Eine Fremdkapital Definition bedeutet, dass die gesamten Schulden eines Unternehmens, einem Dritten gegenüberstehen. Bei der Fremdkapital Definition unterscheidet man zwischen einem langfristigen und kurzfristigen Fremdkapital. Wenn es um eine kurzfristige Fremdkapital Definition geht, dann bedeutet das, dass alle Verbindlichkeiten die ein Unternehmen hat eine kleinere Laufzeit als ein Jahr hat. Zu den kurzfristigen Verbindlichkeiten gehören unter anderem Anzahlungen von Kunden, Kreditoren, kurzfristige Rückstellungen, kurzfristige Bankkredite und transitorische Passiven. Wenn es um langfristiges Fremdkapital geht, dann sind alle laufenden Verbindlichkeiten mindestens länger als ein Jahr. Zu den langfristigen Verbindlichkeiten gehören unter anderem Privat- und Bankkredite, Obligationsanleihe, langfristige Rückstellungen und Hypotheken.

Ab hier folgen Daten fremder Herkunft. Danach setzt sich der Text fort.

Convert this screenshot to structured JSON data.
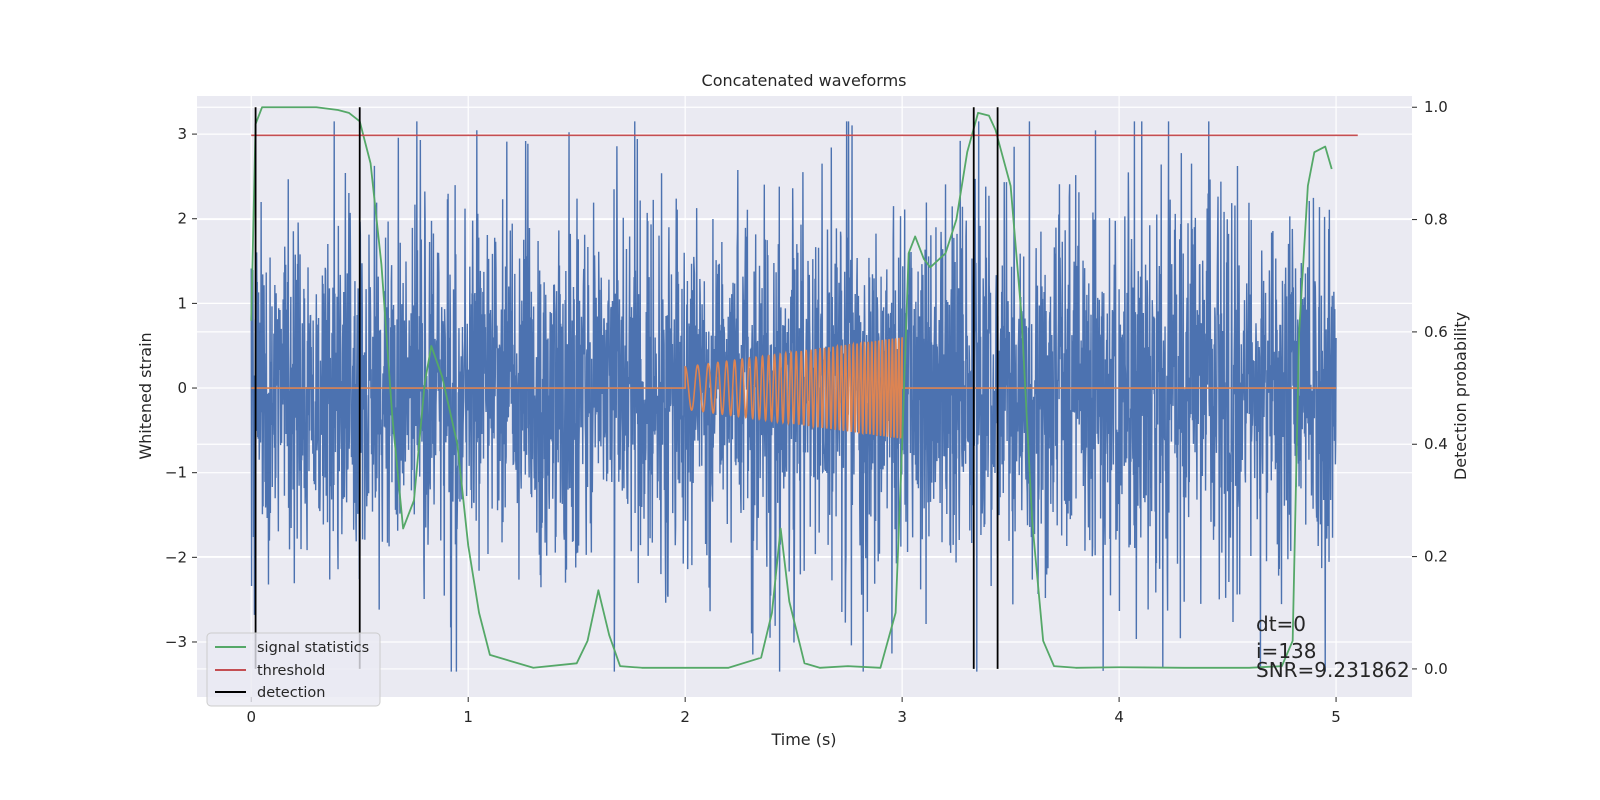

Nutzung der Fremdkapital Finanzierung

Wenn man die Fremdkapital Finanzierung nutzen will, muss man wissen, dass sie zum Teil, aus der Bilanz eines Unternehmens herrührt und auf der Passiva Seite geführt wird. Sie wird aus einem Teil des Unternehmensvermögens gewonnen. Die Fremdkapital Finanzierung kann nur genutzt werden, insofern die Kapitalüberlassung befristet ist und zwar durch die allgemeine schuldrechtliche Regelung, die befristet und kündbar sein muss. Des Weiteren muss der Kapitalgeber den Vergütungsanspruch begründen, und wenn die Fremdkapital Finanzierung genutzt werden soll, darf der Kapitalgeber nicht an dem jeweiligen Unternehmen in irgendeiner Weise beteiligt sein und ist somit auch nicht haftbar zu machen.

Was versteht man unter dem Fremdkapitalzins?

Unter dem Begriff versteht man die entstehenden Zinsen die anfallen, wenn man ein Fremdkapital nutzt. Fremdkapitalzins stellt einen Teil der anfallenden Kapitalkosten dar, die auf das genutzte Fremdkapital anfallen. Den Fremdkapitalzins findet man auch in der Gewinn- und Verlustrechnung eines Unternehmen in der Bilanz wieder, welche sogar eine eigene Position hat und die man unter Zinsen und Aufwendungen wiederfindet. Der Fremdkapitalzins gehört zur Gruppe der neutralen Aufwendungen und wird der betriebswirtschaftlichen Kostenrechnung zugeordnet, welche zunächst keine ansatzfähigen Unkosten verursachen. Allerdings gehören sie in den Rahmen der verrechneten kalkulatorischen Unkosten und werden als kalkulierter Zins, in die Kostenrechnung mit einbezogen.